Santa Clara University

Santa Clara Magazine Online

From Out of Eden: 7 Ways God Restores Blocked Communication

By Paul Soukup, S.J.

Podcast and introduction

We begin, as Scriptural reflections often do, in the garden. God has created us; the world is new; there’s a freshness about. God, we are told, saw that it was good. Genesis goes on to tell us that God was in the habit of walking in the garden in the cool of the evening. Eve and Adam would walk with God and, we can suppose, converse with God, as friends might. There’s a wonderful image of intimacy in those conversations. God, Eve, Adam at peace with one another, enjoying this simple moment. In those walks, we have an image of communication: simple, direct, open, deepening a friendship, leading to a loving exchange. Communication occurs almost without effort for God, Adam, and Eve.

Artwork by Jenny Hodgson McGee
Artwork by Jenny Hodgson McGee

We may think of those moments with a kind of nostalgia. How good things were then! And maybe we find similar moments in our lives. How we spoke to one another at first love, how parents and children shared the simple things that brought joy to all, how we worked easily with colleagues, trading ideas. The idea of such communication beckons us, the ease of it, the idealness of it.

Its being an ideal suggests that such communication no longer exists. What happened?

The Genesis account tells us. One day Eve and Adam began to listen to another voice in the garden, a voice that was not God’s voice (the voice of the tempter, we later learn). The message didn’t matter; only the question in the voice. “Did God really say that?” the tempter asks, all the while implying, “Can you really trust God?” That other voice suggests that God’s communication has a purpose other than the simple sharing, friends with friends, lovers calling to one another. The other voice whispers that God’s communication is set to enslave you, forbidding you to eat of this tree, forbidding you that knowledge. Better to be suspicious than to be duped.

And so they listened to that other voice. God came to walk again in the garden.

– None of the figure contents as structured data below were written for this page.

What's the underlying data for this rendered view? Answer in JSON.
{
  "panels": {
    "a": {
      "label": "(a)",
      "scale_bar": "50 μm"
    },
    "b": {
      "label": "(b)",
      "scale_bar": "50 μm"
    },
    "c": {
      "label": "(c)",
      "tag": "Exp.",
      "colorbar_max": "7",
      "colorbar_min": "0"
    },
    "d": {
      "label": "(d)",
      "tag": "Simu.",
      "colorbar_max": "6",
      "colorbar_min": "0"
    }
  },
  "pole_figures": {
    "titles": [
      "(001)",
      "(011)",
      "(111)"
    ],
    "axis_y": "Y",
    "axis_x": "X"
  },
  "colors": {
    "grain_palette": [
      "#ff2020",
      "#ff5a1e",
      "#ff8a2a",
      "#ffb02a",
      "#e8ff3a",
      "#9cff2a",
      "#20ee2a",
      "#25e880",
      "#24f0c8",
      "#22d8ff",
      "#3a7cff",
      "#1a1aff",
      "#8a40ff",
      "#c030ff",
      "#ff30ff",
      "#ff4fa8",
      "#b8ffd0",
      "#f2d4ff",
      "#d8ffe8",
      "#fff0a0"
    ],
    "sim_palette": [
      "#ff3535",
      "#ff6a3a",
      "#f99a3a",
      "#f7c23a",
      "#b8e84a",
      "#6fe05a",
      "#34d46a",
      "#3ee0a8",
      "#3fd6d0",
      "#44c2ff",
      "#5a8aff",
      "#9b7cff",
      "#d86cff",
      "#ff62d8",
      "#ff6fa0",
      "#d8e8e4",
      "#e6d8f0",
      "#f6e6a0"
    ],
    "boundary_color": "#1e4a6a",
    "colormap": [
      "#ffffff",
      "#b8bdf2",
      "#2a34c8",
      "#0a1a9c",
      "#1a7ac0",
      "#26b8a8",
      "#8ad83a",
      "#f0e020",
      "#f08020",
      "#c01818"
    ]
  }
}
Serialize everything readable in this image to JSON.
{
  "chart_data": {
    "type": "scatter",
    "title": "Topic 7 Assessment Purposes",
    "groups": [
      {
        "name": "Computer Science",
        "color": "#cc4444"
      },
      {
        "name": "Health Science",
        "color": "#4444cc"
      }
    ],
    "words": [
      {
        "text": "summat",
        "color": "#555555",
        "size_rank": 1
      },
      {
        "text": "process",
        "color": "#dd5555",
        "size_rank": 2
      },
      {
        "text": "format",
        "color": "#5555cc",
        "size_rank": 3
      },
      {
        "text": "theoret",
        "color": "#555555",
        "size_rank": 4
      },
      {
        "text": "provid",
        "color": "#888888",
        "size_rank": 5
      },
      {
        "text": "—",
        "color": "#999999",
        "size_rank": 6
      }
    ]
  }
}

And Adam and Eve hid themselves. They cut off the communication. Or, rather, the communication had been cut off since that other voice raised a suspicion in their minds: What is God really up to?

That same suspicion enters into all our human communication, doesn’t it? We’re never quite sure about any communication. First love gives way to routine or (worse yet) jealousy. The “other voice” is the voice of Iago muttering in Othello’s ear: She’ll only hurt you. He’ll betray you. Children find their parents a bit boring, especially compared with their friends or with the television or with music. Parents wonder about their children: You just can’t talk to teens, they think. Our co-workers are out to advance themselves, to follow some agenda we don’t quite recognize. The “other voice” tells us to beware. And we do. We erect a barrier to communication.